Pushing the boundaries

dPCR’s edge in sensitivity over qPCR enables applications in CGT development, such as the analysis of vector identity, structure, and organization: “One example is linkage analysis in both gene and cell therapy, where ddPCR assays can assess co-occurrence of neighboring genetic elements without amplifying long, difficult regions,” says Pratt. “ddPCR technology also supports highplex gene expression and biomarker panels, which are often limited in qPCR due to amplification efficiency constraints.” Such panels can measure transgene expression, off-target effects, and insertional mutagenesis, or facilitate patient selection for clinical trials. Pratt adds, “Lastly, the measurement of empty-full capsids for AAV is only possible with ddPCR technology, allowing measurements of both DNA and proteins simultaneously in droplets.”
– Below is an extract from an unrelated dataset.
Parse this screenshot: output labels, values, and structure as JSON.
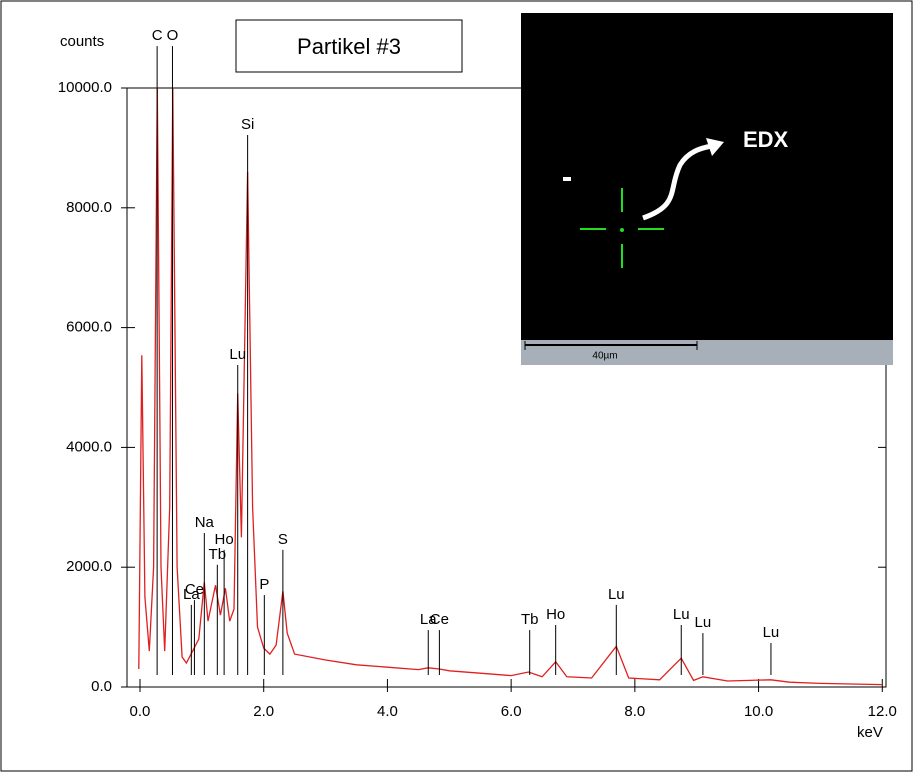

A new technology called direct-count PCR has emerged that may further expand possibilities in the CGT space. This new method partitions samples into many more reactions than dPCR (~30 million to be exact), enabling true counting of DNA rather than the dPCR’s Poisson-based estimation.

Whatever the future holds, dPCR enjoys a solid foothold in the industry: “ddPCR platforms are widely adopted across research, clinical, and manufacturing environments,” says Pratt.